On Tuesday night, the city’s Conservation Commission approved the pond dredging plan, as based upon a study by engineering firm Tighe & Bond and put forward by the public works department.
With the approval, the department will put the $350,000 Olmstead/Fitch stormwater management capital project out to bid in search of a contractor. The project will dredge the heavily-silted pond, increasing its stormwater retention ability, replace and lower the pond outlet, fix pond berms and replace 800 feet of 30-inch drainage pipe, from the pond to Myrtle Street, with a 36-inch pipe.
“We want to do the work in late February or March. That’s the time of the year that has the least impact on an existing wetland,” Alvord said. “We want to do all the planting in the spring.”Fitch Pond lies at the base of the hill behind the former Fitch School on Strawberry Hill Avenue. During heavy rains, the pond frequently floods and drains over onto nearby backyards and into households on Olmstead Place. Many Olmstead Place residents have driveways that slope downward from the street into their garages.
Two Olmstead Place residents are grateful that the pond dredging project will start. At the same time, they believe the pond is not the main culprit behind their flooding woes.
“I asked (the city), if they were going to approve (the dredging plan), don’t approve it thinking they were going to help flood victims,” said Diane Cece, who lives at 37 Olmstead Place. “It means we’re going to flood 10 minutes later instead of five minutes (later). The problem with the pond is lack of maintenance, as is most of the flooding in Norwalk.
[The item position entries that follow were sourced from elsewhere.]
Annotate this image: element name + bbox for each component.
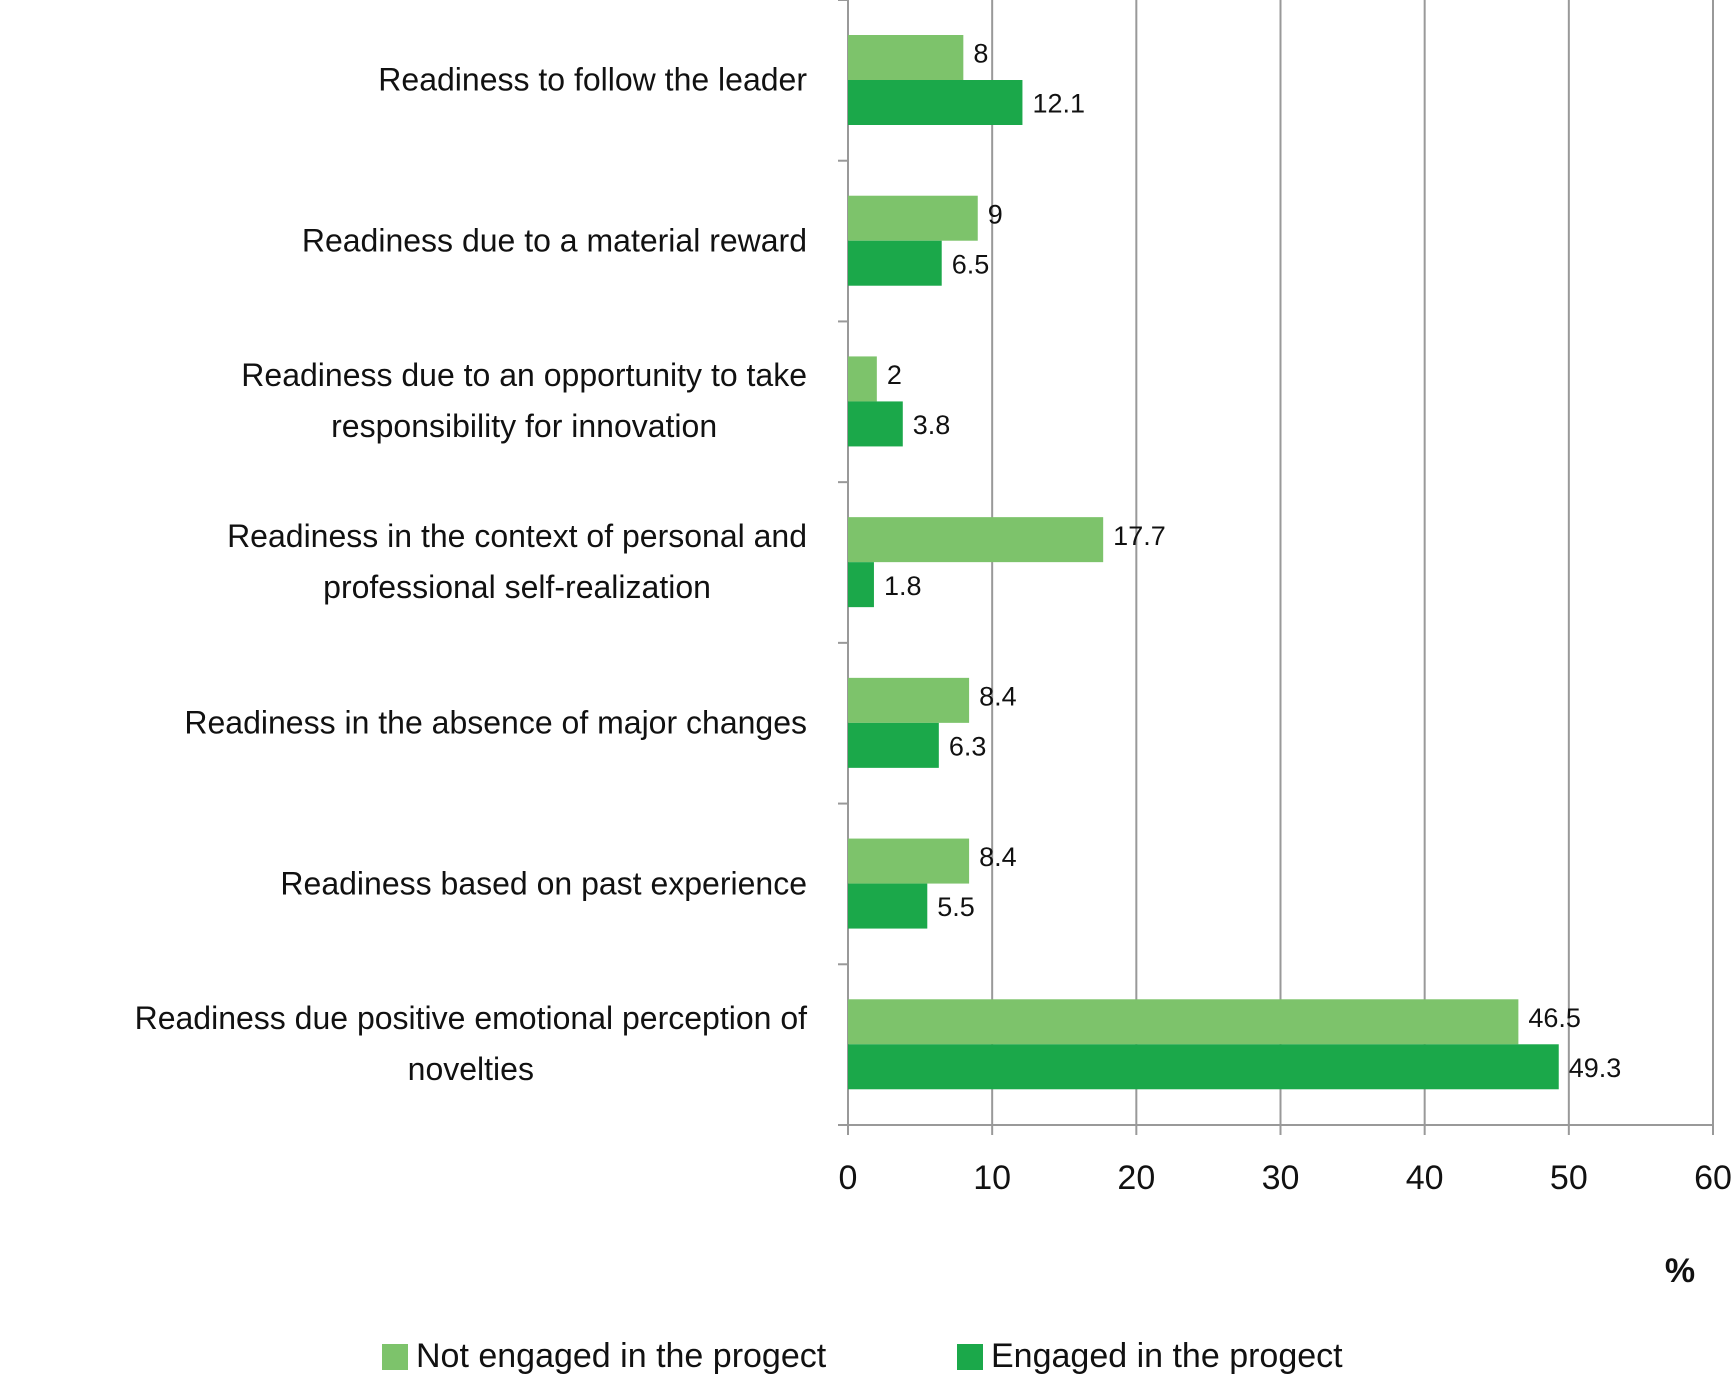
- legend-label: Not engaged in the progect: [416, 1337, 827, 1375]
- bar: [848, 1044, 1559, 1090]
- bar: [848, 883, 928, 929]
- y-tick-label: Readiness due positive emotional percept…: [134, 1000, 807, 1088]
- value-label: 2: [887, 360, 902, 390]
- y-tick-label: Readiness based on past experience: [280, 865, 807, 902]
- x-tick-label: 40: [1406, 1159, 1444, 1197]
- bar: [848, 722, 939, 768]
- bar: [848, 35, 964, 80]
- value-label: 46.5: [1528, 1003, 1581, 1033]
- value-label: 3.8: [913, 410, 951, 440]
- bar: [848, 80, 1023, 125]
- value-label: 9: [988, 199, 1003, 229]
- legend-swatch: [382, 1344, 408, 1370]
- value-label: 1.8: [884, 571, 922, 601]
- x-axis-label: %: [1665, 1252, 1695, 1290]
- x-tick-label: 10: [973, 1159, 1011, 1197]
- x-tick-label: 20: [1117, 1159, 1155, 1197]
- value-label: 8.4: [979, 681, 1017, 711]
- bar: [848, 999, 1519, 1045]
- x-tick-label: 0: [839, 1159, 858, 1197]
- bar: [848, 195, 978, 241]
- y-tick-label: Readiness due to an opportunity to take …: [241, 357, 807, 445]
- value-label: 17.7: [1113, 521, 1166, 551]
- bar: [848, 356, 877, 402]
- bar: [848, 838, 970, 884]
- value-label: 8.4: [979, 842, 1017, 872]
- x-tick-label: 60: [1694, 1159, 1732, 1197]
- bar: [848, 401, 903, 447]
- y-tick-label: Readiness in the context of personal and…: [227, 518, 807, 606]
- bar: [848, 517, 1104, 563]
- bar: [848, 677, 970, 723]
- legend-label: Engaged in the progect: [991, 1337, 1343, 1375]
- legend-swatch: [957, 1344, 983, 1370]
- value-label: 49.3: [1569, 1053, 1622, 1083]
- y-tick-label: Readiness in the absence of major change…: [184, 704, 807, 741]
- value-label: 8: [973, 39, 988, 69]
- y-tick-label: Readiness to follow the leader: [378, 61, 807, 98]
- value-label: 5.5: [937, 892, 975, 922]
- x-tick-label: 30: [1262, 1159, 1300, 1197]
- bar: [848, 562, 874, 608]
- bar: [848, 240, 942, 286]
- value-label: 6.3: [949, 731, 987, 761]
- value-label: 6.5: [952, 249, 990, 279]
- y-tick-label: Readiness due to a material reward: [301, 222, 807, 259]
- value-label: 12.1: [1032, 89, 1085, 119]
- x-tick-label: 50: [1550, 1159, 1588, 1197]
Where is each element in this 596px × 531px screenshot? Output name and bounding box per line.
When the city storm system fails is when we flood, which has nothing to do with the capacity of that pond.”
Dee Arnone, who lives at 39 Olmstead Place, said the pond has not been dredged, to the best of his knowledge, since he moved into the neighborhood 44 years ago.
He believes that two culverts are the primary culprits behind flooding in his neighborhood. Arnone said those culverts — one at the Metro-North Railroad tracks, the other at Fitch Street — were recently cleaned. Keeping them clean is key, according to Arnone.
“It’s very critical that those two culverts be cleaned. It’s really a maintenance problem,” Arnone said.
As for the pond dredging project, Arnone is hopeful that it will help.
“We’re at wit’s end down here. Anything (the city is) offering is going to help,” Arnone said. “They know more about engineering that we do. So far, things are flowing good down here.”